Graduate trends have been weak, offsetting undergraduate gains. Graduate FTE enrollment has fallen by nearly a quarter to 745 in fall 2015 driven largely by losses in graduate education programs. UST has changed course offerings to align with market demands and local credentialing requirements, and management expects some stabilization in spring 2015. Overall, UST's high tuition dependence (77% of operating revenues) and small size make it financially sensitive to relatively small fluctuations in enrollment.
ADEQUATE BALANCE SHEET RESOURCES
UST's balance sheet resources have improved over time and provide some financial cushion in line with expectations for the rating category. Available funds (AF, defined as cash and investments not permanently restricted) of $25.8 million at June 30, 2015 covered fiscal 2015 operating expenses ($65 million) by an adequate 40% and debt ($28 million) by a solid 91%.

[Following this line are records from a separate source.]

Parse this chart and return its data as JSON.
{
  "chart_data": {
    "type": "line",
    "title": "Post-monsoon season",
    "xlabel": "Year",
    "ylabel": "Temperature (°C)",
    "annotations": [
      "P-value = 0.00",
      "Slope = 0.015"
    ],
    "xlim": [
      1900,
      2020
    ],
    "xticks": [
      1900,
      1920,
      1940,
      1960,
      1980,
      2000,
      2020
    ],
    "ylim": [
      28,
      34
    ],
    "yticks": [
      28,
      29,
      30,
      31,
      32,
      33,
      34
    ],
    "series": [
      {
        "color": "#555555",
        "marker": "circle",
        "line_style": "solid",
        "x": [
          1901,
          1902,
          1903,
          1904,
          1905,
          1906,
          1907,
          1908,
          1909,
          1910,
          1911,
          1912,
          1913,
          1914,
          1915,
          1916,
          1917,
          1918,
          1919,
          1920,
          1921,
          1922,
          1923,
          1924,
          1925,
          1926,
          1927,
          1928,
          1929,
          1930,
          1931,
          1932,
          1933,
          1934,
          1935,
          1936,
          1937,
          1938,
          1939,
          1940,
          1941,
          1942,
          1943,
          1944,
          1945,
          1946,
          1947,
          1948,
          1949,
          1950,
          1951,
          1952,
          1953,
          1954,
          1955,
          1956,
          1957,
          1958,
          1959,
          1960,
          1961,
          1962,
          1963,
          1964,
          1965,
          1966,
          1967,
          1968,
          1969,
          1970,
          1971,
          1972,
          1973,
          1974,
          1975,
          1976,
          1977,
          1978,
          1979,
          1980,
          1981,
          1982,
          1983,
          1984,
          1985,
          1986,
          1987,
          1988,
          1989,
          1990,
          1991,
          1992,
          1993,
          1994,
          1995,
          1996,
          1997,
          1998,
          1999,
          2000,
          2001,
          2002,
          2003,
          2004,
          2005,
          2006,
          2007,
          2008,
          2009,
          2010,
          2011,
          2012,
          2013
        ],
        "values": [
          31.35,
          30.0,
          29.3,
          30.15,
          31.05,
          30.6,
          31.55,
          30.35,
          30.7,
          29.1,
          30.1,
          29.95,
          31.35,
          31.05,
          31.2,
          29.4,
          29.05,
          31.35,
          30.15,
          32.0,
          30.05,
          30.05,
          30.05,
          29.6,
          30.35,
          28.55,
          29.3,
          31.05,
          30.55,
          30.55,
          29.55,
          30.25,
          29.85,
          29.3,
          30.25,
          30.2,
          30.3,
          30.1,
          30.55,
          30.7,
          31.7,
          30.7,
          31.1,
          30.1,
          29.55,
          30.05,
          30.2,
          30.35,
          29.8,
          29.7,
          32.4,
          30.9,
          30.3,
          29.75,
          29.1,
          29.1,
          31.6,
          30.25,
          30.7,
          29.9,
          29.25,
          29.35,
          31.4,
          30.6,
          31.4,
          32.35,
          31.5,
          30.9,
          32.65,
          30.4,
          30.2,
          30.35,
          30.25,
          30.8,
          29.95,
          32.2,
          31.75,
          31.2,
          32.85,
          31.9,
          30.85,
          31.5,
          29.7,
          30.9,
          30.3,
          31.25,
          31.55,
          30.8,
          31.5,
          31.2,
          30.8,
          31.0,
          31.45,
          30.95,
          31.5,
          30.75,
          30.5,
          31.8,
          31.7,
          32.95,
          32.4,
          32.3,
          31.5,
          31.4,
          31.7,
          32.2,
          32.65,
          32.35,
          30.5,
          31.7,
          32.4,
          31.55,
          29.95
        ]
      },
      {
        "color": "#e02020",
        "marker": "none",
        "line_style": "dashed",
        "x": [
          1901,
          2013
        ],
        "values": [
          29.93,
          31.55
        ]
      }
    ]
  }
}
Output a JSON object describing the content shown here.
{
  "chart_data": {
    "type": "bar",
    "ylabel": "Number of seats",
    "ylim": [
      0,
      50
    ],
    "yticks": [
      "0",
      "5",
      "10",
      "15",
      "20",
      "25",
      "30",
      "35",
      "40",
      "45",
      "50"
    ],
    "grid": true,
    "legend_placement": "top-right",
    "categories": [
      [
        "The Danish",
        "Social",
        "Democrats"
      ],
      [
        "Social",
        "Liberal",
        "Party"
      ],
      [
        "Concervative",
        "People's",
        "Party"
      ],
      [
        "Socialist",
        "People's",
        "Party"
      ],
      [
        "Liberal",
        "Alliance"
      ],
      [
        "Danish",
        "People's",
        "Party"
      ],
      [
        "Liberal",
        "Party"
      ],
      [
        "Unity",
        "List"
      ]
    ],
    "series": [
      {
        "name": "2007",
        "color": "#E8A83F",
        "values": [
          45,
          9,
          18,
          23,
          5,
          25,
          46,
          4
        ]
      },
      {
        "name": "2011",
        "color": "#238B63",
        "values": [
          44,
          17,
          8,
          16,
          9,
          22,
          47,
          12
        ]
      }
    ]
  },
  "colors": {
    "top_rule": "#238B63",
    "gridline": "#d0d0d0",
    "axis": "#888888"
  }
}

In addition, recent fundraising has improved the endowment and funded capital projects. Endowment value at June 30, 2015 totaled $86.6 million and, while mostly permanently restricted ($70.7 million, excluded from Fitch's AF calculation), provides operating support through a standard 5% spending policy. Fitch's AF metric also excludes donor-restricted cash for capital projects related to the capital campaign, which raised the full $48 million of pledges toward the first phase of a new science and nursing building. Because these funds are excluded, related capital construction over the next years should not cause a decline in AF.
MANAGEABLE DEBT BURDEN
UST's maximum annual debt service (MADS) burden is quite high at 13.9%, when including a $6 million balloon maturity on a commercial real estate loan. The loan is secured by commercial property purchased in 2007 and the university has never needed to subsidize the property's cash flows to meet debt service obligations. The loan was refinanced in advance of maturity in late 2015 (UST also paid down extra principal) and now matures in 2022.

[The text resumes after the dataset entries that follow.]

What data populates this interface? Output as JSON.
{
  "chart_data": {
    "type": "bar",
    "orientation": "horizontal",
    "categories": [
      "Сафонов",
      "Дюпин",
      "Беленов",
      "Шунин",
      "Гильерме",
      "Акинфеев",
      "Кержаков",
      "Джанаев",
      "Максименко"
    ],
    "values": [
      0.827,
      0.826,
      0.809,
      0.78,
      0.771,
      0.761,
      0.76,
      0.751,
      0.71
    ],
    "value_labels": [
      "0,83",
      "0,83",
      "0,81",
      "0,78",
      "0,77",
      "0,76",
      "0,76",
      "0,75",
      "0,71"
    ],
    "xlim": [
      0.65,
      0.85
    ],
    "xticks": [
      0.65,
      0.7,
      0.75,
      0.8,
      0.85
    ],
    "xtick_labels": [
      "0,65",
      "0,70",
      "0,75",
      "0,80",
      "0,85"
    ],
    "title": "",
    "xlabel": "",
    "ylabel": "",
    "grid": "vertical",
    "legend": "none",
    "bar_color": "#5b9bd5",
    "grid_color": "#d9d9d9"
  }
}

Excluding the real estate loan, UST's debt burden is more manageable with adjusted MADS of $3.3 million consuming a moderately high 5.3% of fiscal 2015 operating revenues. As a result of weaker operations, coverage of adjusted MADS has declined from 2.1x in fiscal 2013 to 1.2x in fiscal 2014 and 1.4x in fiscal 2015.

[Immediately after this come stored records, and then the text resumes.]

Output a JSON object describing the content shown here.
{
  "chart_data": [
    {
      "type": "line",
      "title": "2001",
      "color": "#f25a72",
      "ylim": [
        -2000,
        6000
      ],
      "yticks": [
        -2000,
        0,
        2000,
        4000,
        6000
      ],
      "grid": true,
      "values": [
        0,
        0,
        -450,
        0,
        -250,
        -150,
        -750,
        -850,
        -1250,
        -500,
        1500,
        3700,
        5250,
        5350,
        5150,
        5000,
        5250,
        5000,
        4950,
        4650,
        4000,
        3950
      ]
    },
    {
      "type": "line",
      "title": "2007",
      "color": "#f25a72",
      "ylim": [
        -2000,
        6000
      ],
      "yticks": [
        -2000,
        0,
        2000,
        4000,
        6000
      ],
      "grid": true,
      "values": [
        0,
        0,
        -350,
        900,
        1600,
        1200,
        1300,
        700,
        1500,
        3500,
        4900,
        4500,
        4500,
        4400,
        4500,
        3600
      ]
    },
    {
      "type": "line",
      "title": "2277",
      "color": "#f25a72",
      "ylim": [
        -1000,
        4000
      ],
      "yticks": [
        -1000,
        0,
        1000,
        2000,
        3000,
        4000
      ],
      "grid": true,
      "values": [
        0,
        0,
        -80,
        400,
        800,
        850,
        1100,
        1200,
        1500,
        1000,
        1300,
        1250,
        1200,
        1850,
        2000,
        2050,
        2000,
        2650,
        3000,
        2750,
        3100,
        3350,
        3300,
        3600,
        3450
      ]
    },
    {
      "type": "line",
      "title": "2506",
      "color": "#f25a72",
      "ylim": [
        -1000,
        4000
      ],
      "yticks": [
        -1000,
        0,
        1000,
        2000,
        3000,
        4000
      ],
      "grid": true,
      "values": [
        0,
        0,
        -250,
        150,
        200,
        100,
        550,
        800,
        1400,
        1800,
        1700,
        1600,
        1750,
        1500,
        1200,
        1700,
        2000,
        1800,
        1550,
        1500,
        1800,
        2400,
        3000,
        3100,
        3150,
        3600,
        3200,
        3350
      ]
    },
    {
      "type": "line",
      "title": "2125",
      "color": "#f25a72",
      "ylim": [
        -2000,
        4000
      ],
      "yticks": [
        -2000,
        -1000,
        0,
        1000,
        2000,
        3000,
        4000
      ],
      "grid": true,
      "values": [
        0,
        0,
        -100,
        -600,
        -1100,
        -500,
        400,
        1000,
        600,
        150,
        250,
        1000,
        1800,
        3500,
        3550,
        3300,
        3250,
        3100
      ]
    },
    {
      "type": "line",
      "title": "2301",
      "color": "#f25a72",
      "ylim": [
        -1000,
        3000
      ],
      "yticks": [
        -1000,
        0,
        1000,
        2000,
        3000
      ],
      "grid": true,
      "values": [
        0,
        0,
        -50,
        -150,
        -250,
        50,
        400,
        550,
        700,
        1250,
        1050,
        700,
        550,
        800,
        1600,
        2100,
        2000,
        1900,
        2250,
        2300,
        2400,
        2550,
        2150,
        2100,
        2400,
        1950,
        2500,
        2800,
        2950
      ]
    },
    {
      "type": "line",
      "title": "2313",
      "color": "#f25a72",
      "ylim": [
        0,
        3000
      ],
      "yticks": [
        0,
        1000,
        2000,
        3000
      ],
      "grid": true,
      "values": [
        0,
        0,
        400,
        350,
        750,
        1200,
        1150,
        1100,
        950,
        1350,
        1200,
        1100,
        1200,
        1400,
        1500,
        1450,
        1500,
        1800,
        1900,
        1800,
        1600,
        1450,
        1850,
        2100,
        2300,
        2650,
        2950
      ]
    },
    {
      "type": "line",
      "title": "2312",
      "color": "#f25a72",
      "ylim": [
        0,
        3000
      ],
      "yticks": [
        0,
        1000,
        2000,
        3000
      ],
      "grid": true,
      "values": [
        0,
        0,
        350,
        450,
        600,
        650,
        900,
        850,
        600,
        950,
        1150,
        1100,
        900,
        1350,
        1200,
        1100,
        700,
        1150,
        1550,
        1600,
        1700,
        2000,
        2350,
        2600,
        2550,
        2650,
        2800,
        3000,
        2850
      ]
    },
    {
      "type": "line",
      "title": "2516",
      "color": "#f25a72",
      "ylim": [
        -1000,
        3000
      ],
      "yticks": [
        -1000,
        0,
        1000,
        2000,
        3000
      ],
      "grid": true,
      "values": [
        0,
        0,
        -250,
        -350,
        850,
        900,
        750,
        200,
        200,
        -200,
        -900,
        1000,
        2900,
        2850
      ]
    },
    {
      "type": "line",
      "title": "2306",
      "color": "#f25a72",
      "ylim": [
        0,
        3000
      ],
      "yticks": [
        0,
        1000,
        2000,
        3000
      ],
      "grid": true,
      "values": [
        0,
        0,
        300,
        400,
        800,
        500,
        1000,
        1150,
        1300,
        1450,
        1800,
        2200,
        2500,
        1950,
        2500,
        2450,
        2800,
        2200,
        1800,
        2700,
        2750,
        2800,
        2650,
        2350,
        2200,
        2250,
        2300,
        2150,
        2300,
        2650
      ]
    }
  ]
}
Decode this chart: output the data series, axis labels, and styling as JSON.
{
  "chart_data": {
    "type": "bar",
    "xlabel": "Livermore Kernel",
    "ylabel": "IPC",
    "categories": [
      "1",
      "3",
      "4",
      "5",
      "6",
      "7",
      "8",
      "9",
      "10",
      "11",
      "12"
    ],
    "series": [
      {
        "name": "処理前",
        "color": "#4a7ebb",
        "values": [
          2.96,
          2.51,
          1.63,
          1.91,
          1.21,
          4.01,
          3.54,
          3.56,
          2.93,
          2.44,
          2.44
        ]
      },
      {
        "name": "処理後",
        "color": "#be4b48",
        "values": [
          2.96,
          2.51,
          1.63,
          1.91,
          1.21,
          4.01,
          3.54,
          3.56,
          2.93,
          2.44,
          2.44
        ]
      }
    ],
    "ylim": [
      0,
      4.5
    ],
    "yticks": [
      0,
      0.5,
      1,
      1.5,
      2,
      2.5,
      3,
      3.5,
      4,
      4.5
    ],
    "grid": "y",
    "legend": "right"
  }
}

UST intends to raise the full amount for current capital plans from donors, and there are no plans for additional long-term debt at this time. However, management is considering bridge financing collateralized by campaign pledges to fund near-term construction costs for the new science building in advance of pledged receipts. While the campaign raised the full amount of the building in pledges, receipts are expected over the next 3 years. Management's strategy is to use short-term bridge financing (likely $6 million to $11 million) at relatively low rates to preserve internal liquidity. Fitch will review the arrangement when finalized but expects the structure to be manageable for UST. Including the highest contemplated loan amount ($11 million) would lower the ratio of AF to debt to about 65%, still adequate for the rating level.